An Olive Problem

I haven’t ever liked olives. The very sight of them repels me before pulling me back in pings of longing like an abused lover convinced that the next time will be different.  I know, you’re likely sitting there thinking to yourself, “oh, but I quite like olives.” I’m sure you do, and I envy you for that, not least because everywhere I seem to be lately- Morocco, Greece, Italy- olives are revered like nipples on a nursing goddess. I too yearn to take pleasure in their taste and often look enviously upon my fellow citizens of the Mediterranean basin who, with a carelessness approaching utter disregard, plop them one after the other into their waiting mouths, pretending to pay attention to their companion’s conversation while in reality their thoughts are busy frolicking with green-haired maidens in baths of butter and garlic. Even now, the waitress has barely set the ashtray of a bowl down and already my companion is digging his puffy fingers into it, withdrawing olives faster than I would have thought this slow, mild-mannered man capable.

“Don’t like olives, Brendan?” he says to me, half the bowl already consumed.

“I-,” and here I stumble again, remorse washes over me and I, wishing to erase memories of past abuse, complete the sentence not with words but with the sound of an olive plopping against my tongue.

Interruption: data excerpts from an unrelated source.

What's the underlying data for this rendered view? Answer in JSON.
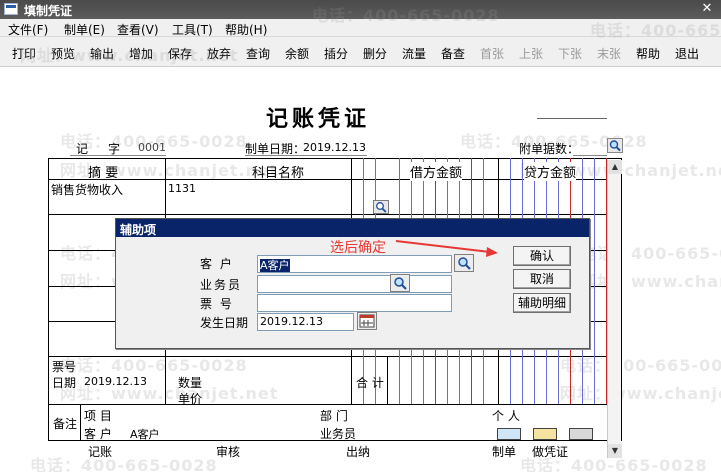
{
  "window": {
    "title": "填制凭证"
  },
  "menu": [
    "文件(F)",
    "制单(E)",
    "查看(V)",
    "工具(T)",
    "帮助(H)"
  ],
  "toolbar": {
    "buttons": [
      {
        "label": "打印",
        "enabled": true
      },
      {
        "label": "预览",
        "enabled": true
      },
      {
        "label": "输出",
        "enabled": true
      },
      {
        "label": "增加",
        "enabled": true
      },
      {
        "label": "保存",
        "enabled": true
      },
      {
        "label": "放弃",
        "enabled": true
      },
      {
        "label": "查询",
        "enabled": true
      },
      {
        "label": "余额",
        "enabled": true
      },
      {
        "label": "插分",
        "enabled": true
      },
      {
        "label": "删分",
        "enabled": true
      },
      {
        "label": "流量",
        "enabled": true
      },
      {
        "label": "备查",
        "enabled": true
      },
      {
        "label": "首张",
        "enabled": false
      },
      {
        "label": "上张",
        "enabled": false
      },
      {
        "label": "下张",
        "enabled": false
      },
      {
        "label": "末张",
        "enabled": false
      },
      {
        "label": "帮助",
        "enabled": true
      },
      {
        "label": "退出",
        "enabled": true
      }
    ]
  },
  "watermark": {
    "phone": "电话：400-665-0028",
    "site": "网址：www.chanjet.net"
  },
  "voucher": {
    "title": "记账凭证",
    "type_label": "记",
    "number_label": "字",
    "number": "0001",
    "date_label": "制单日期：",
    "date": "2019.12.13",
    "attachment_label": "附单据数：",
    "columns": {
      "summary": "摘 要",
      "account": "科目名称",
      "debit": "借方金额",
      "credit": "贷方金额"
    },
    "row1": {
      "summary": "销售货物收入",
      "account": "1131"
    },
    "footer": {
      "bill_no": "票号",
      "date_label": "日期",
      "date_value": "2019.12.13",
      "quantity": "数量",
      "unit_price": "单价",
      "total": "合 计",
      "remark": "备注",
      "project": "项 目",
      "department": "部 门",
      "person": "个 人",
      "customer_label": "客 户",
      "customer_value": "A客户",
      "salesman": "业务员"
    },
    "signatures": [
      "记账",
      "审核",
      "出纳",
      "制单",
      "做凭证"
    ]
  },
  "dialog": {
    "title": "辅助项",
    "annotation": "选后确定",
    "fields": {
      "customer_label": "客 户",
      "customer_value": "A客户",
      "salesman_label": "业务员",
      "ticket_label": "票 号",
      "date_label": "发生日期",
      "date_value": "2019.12.13"
    },
    "buttons": {
      "ok": "确认",
      "cancel": "取消",
      "detail": "辅助明细"
    }
  },
  "colors": {
    "dialog_title": "#0a246a",
    "annotation": "#e53935",
    "grid_blue": "#6b6bd6",
    "grid_red": "#c62828"
  }
}
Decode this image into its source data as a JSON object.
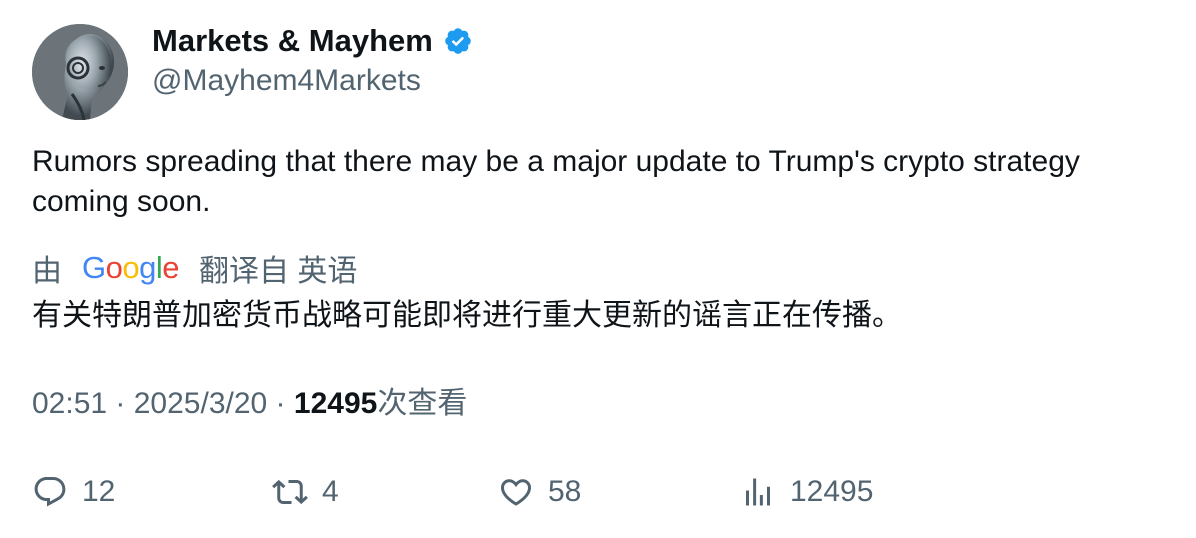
{
  "author": {
    "name": "Markets & Mayhem",
    "handle": "@Mayhem4Markets",
    "verified": true
  },
  "tweet": {
    "text": "Rumors spreading that there may be a major update to Trump's crypto strategy coming soon."
  },
  "translation": {
    "by_label": "由",
    "provider": "Google",
    "from_label": "翻译自 英语",
    "text": "有关特朗普加密货币战略可能即将进行重大更新的谣言正在传播。"
  },
  "meta": {
    "time": "02:51",
    "date": "2025/3/20",
    "views_count": "12495",
    "views_label": "次查看"
  },
  "actions": {
    "replies": "12",
    "retweets": "4",
    "likes": "58",
    "views": "12495"
  },
  "colors": {
    "verified": "#1d9bf0",
    "secondary_text": "#536471",
    "google_blue": "#4285F4",
    "google_red": "#EA4335",
    "google_yellow": "#FBBC05",
    "google_green": "#34A853"
  }
}
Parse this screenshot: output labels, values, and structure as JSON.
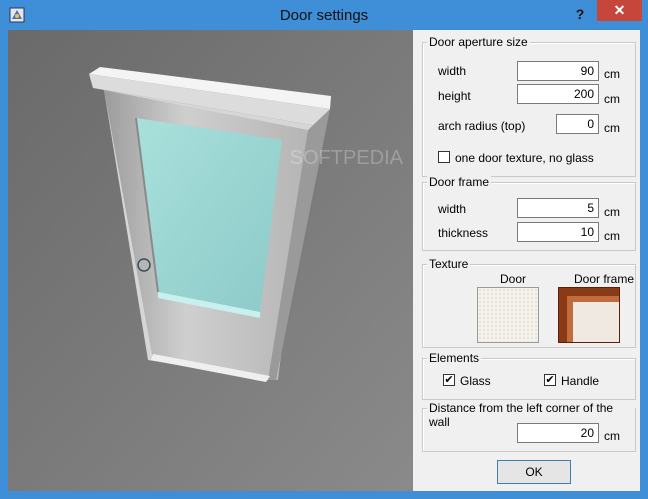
{
  "window": {
    "title": "Door settings",
    "help": "?",
    "close": "✕"
  },
  "aperture": {
    "legend": "Door aperture size",
    "width_label": "width",
    "width_value": "90",
    "width_unit": "cm",
    "height_label": "height",
    "height_value": "200",
    "height_unit": "cm",
    "arch_label": "arch radius (top)",
    "arch_value": "0",
    "arch_unit": "cm",
    "one_texture_label": "one door texture, no glass",
    "one_texture_checked": false
  },
  "frame": {
    "legend": "Door frame",
    "width_label": "width",
    "width_value": "5",
    "width_unit": "cm",
    "thickness_label": "thickness",
    "thickness_value": "10",
    "thickness_unit": "cm"
  },
  "texture": {
    "legend": "Texture",
    "door_label": "Door",
    "frame_label": "Door frame"
  },
  "elements": {
    "legend": "Elements",
    "glass_label": "Glass",
    "glass_checked": true,
    "handle_label": "Handle",
    "handle_checked": true,
    "check_mark": "✔"
  },
  "distance": {
    "legend": "Distance from the left corner of the wall",
    "value": "20",
    "unit": "cm"
  },
  "buttons": {
    "ok": "OK"
  },
  "watermark": "SOFTPEDIA",
  "colors": {
    "titlebar": "#3f8fd8",
    "viewport": "#7a7a7a",
    "glass": "#9fd6d4",
    "frame_wood": "#8b3a16"
  }
}
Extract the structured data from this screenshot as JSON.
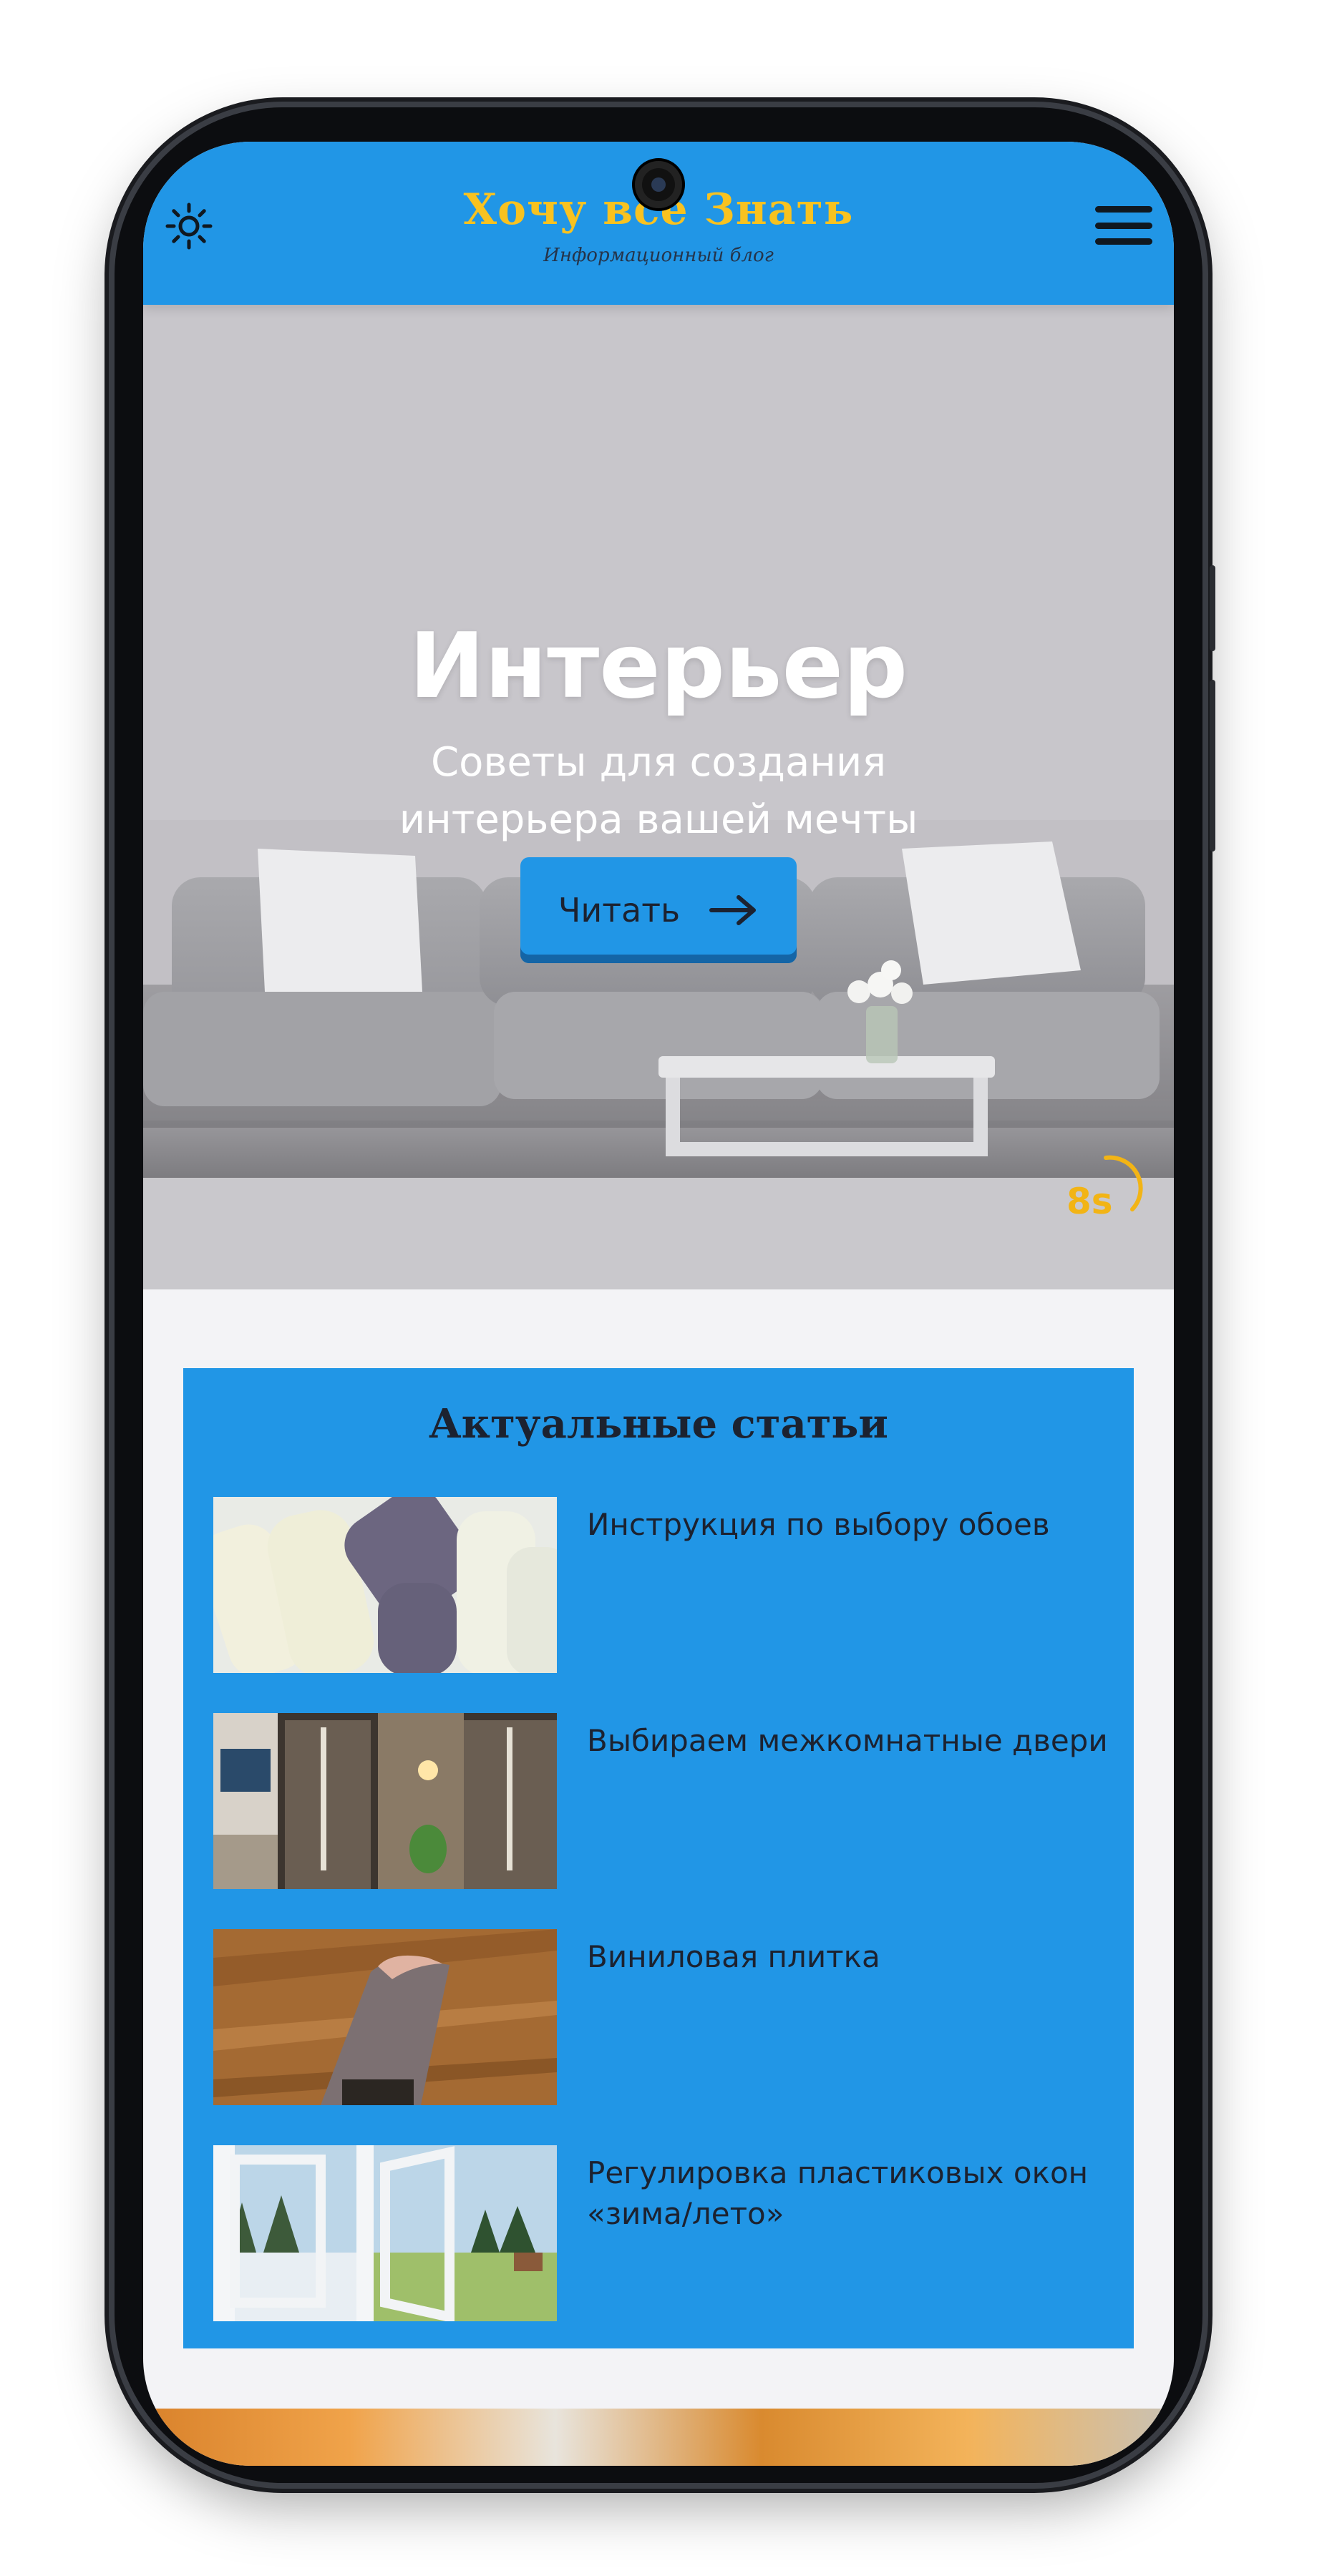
{
  "header": {
    "title": "Хочу все Знать",
    "tagline": "Информационный блог"
  },
  "hero": {
    "title": "Интерьер",
    "subtitle": "Советы для создания интерьера вашей мечты",
    "button_label": "Читать",
    "timer": "8s"
  },
  "articles": {
    "title": "Актуальные статьи",
    "items": [
      {
        "title": "Инструкция по выбору обоев"
      },
      {
        "title": "Выбираем межкомнатные двери"
      },
      {
        "title": "Виниловая плитка"
      },
      {
        "title": "Регулировка пластиковых окон «зима/лето»"
      }
    ]
  },
  "colors": {
    "accent": "#2196e6",
    "brand_yellow": "#f8c220",
    "text_dark": "#1c2230"
  },
  "icons": [
    "sun-icon",
    "hamburger-menu-icon",
    "arrow-right-icon",
    "timer-ring-icon"
  ]
}
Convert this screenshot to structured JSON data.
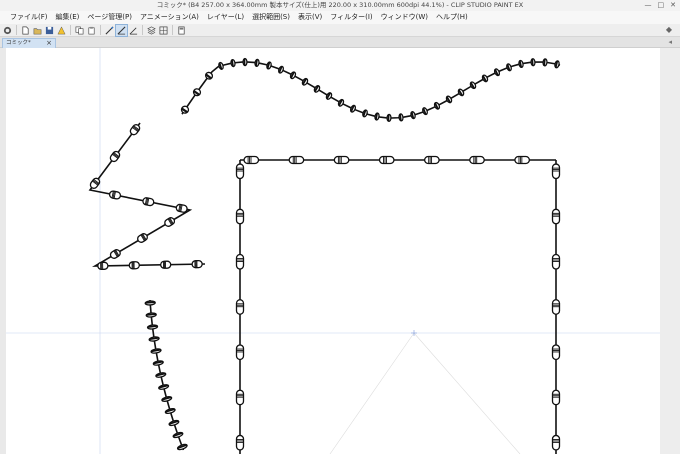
{
  "window": {
    "title": "コミック* (B4 257.00 x 364.00mm 製本サイズ(仕上)用 220.00 x 310.00mm 600dpi 44.1%) - CLIP STUDIO PAINT EX",
    "controls": [
      "—",
      "□",
      "✕"
    ]
  },
  "menu": {
    "items": [
      "ファイル(F)",
      "編集(E)",
      "ページ管理(P)",
      "アニメーション(A)",
      "レイヤー(L)",
      "選択範囲(S)",
      "表示(V)",
      "フィルター(I)",
      "ウィンドウ(W)",
      "ヘルプ(H)"
    ]
  },
  "toolbar": {
    "icons": [
      "app-icon",
      "new-icon",
      "open-icon",
      "save-icon",
      "warning-icon",
      "copy-icon",
      "paste-icon",
      "ruler-icon",
      "snap-ruler-icon",
      "snap-grid-icon",
      "layer-icon",
      "frame-icon",
      "page-icon"
    ],
    "active_index": 9,
    "right_mark": "◆"
  },
  "document_tab": {
    "label": "コミック*",
    "close": "×",
    "pin": "◂"
  },
  "colors": {
    "ink": "#111111",
    "guide": "#c6d3f0"
  }
}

I bite carefully, my teeth avoiding the pit as my eyes scan the crowded tables around to ensure no one’s noticed my relapse. My eyes inspect a couple sitting at a table just across. She’s quite cute, her amber hair tied back in a ponytail and her mouth set in a serious manner, giving perhaps some evidence to the tone of their conversation. My gaze then takes him in, 20 years older, uninterested eyes, a hooked nose like that of a vulture and… Suddenly my eyes set on a third member of the party. At first I’d written it off as a piece of- gulp- olive, or perhaps an immobile cockroach, but now the nasty reality reveals itself as a mutant mole, the father of which is likely making monster movies in Japan. I stare, transfixed, wondering if she, like me, can’t take her eyes off it. I take a closer look at her, looking for a sixth finger on the tiny hand clasping a wine glass, or perhaps a protuberance under her collar where a second head might be attempting to sprout, but her shoulders are bare and unblemished, not even a freckle. Her body, though seated, looks to be petite and supple. Her face as seen from the side radiates light and youth. She is, quite certainly, too perfect for a man with such visible defects and must have some gross abnormality undetectable with the eye.

Before I can resist, the split olive lip has beckoned me back, waving two long hairs at me from its greasy back. My eyes widen, thoughts racing through my head unfiltered. I wonder what they’re like in bed, if he forces her to suck that thing… if she forces him to let her… If she likes it… The thought makes me shudder. What would it taste like, this lip hump you could ride through the Sahara on. Probably like… I gulp. An olive. I stop chewing, my entire mouth feeling the need to secede from the rest of my body and plunge into a vat of anti-bacterial soap. I feel suddenly sick, and when I look back at the couple, his hand now taking hers, I see his entire face has turned green, sweat running over his hooded eyelids and nose to pool around the creature nesting on his lip, a moat around an imposing fortress. I grab for my napkin like a shipwrecked sailor for land, spewing the fragments of olive until they stare back at me, the disembodied relation of the lip hump. I take my wine glass, fill my mouth and swish the liquid around angrily, repeating the measure once and then again.

The entire time my companion has been watching me, observing me much in the same way as one observes the curious behavior of a monkey at the zoo. His eyes darting back and forth from the napkin, to the wine glass, to the bowl of humps which, severed from their owners lips, blacken from lack of blood flow.

“No,” I say, the wine bottle empty and my spirit temporarily at ease. “I don’t like olives.”